Table Table1, Column ID average range join row pct=100.00
Table Table2, Column ID average range join row pct= 25.00

Ixutil completed successfully

Delete the Join Index

Use the -deljidx option of the ixutil command to delete the join index.
> ixutil -deljidx Table1,ID Table2,ID
-libpath /tmp

SAS Scalable Performance Data Server 
   4.5(TS M0) Build(Feb 26 2009, 11:50:08)
Index File Utility
Copyright (c) 1996-2009 by SAS Institute Inc, Cary NC 27513  USA

Ixutil completed successfully
Parallel join work units are based on the ranges of the join keys. For example, range 0 will join ranges 1 through 100, range 1 can join range 101 to 200, and so on Ranges can overlap observations if the tables are not sorted by the join key.

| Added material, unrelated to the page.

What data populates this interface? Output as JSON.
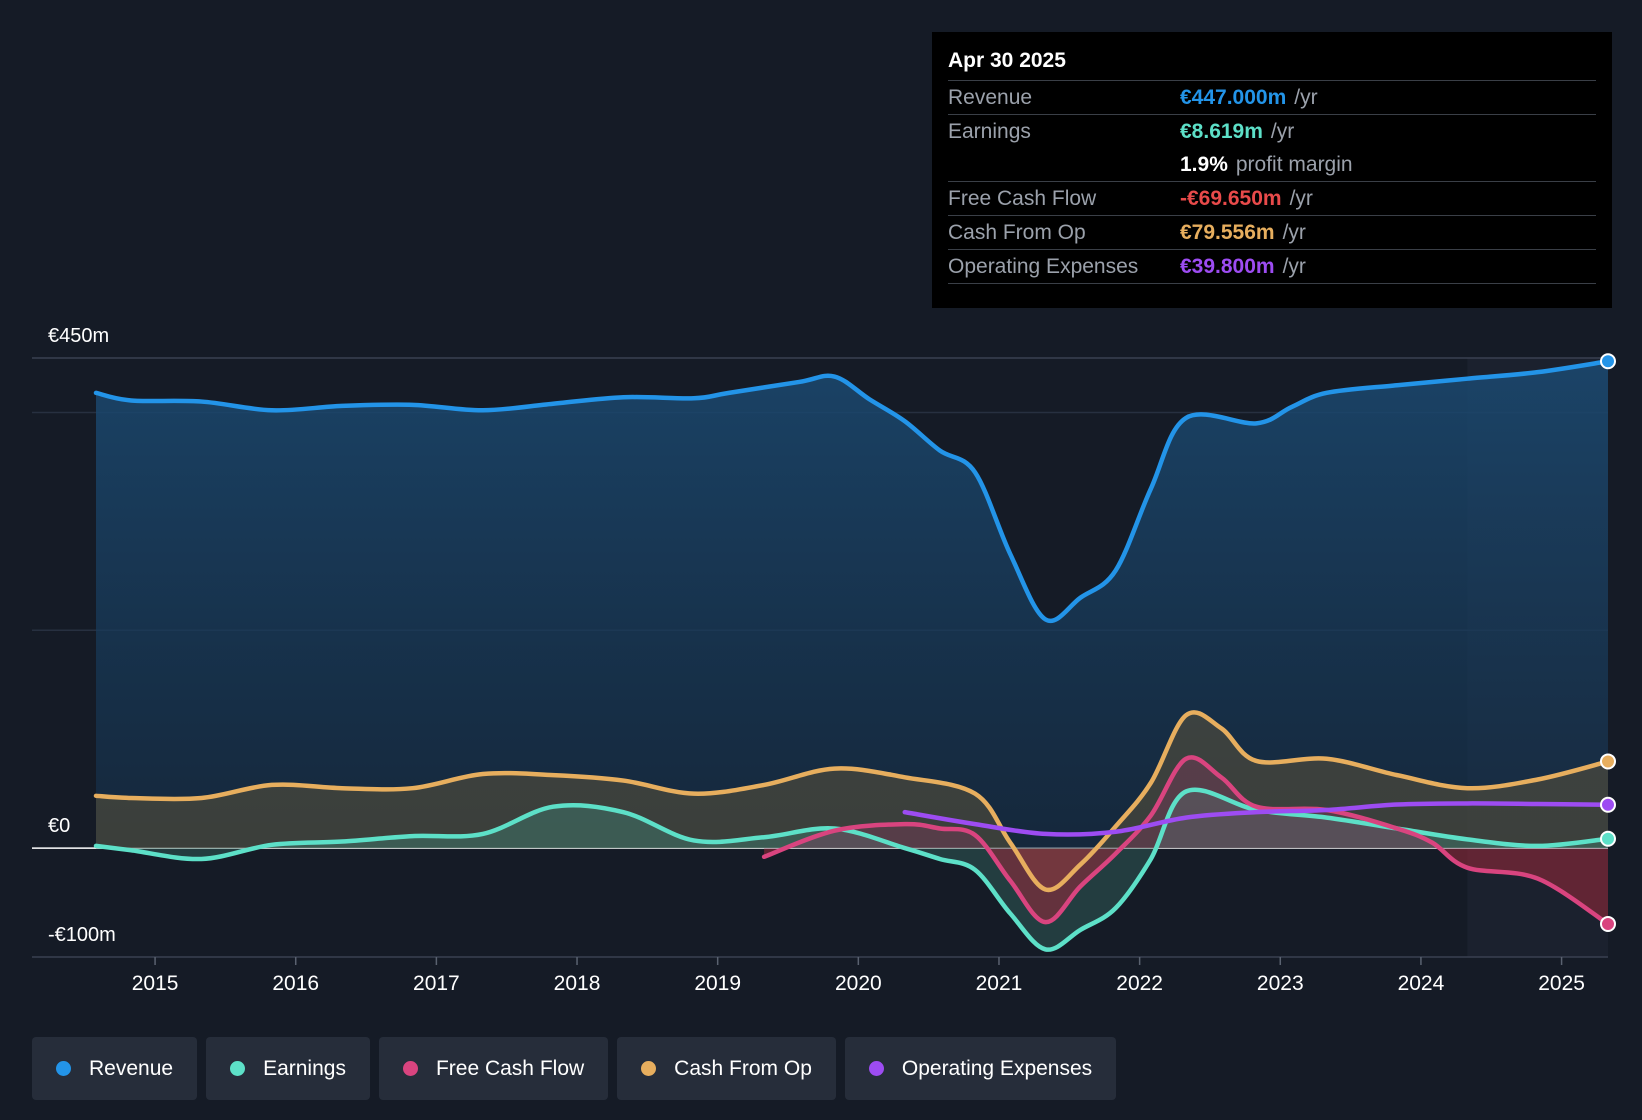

The more sorted the table is by the join key, the fewer rows a range work unit will need to read, in order to gather all of the rows in its range. The overall performance of the parallel join index depends on how well the table is sorted by the join key. The stronger the join key sort, the better the performance. If a range work unit has a range percentage of 0 for either table, then there are no rows in the table for that range, and that range will be discarded by a parallel work thread.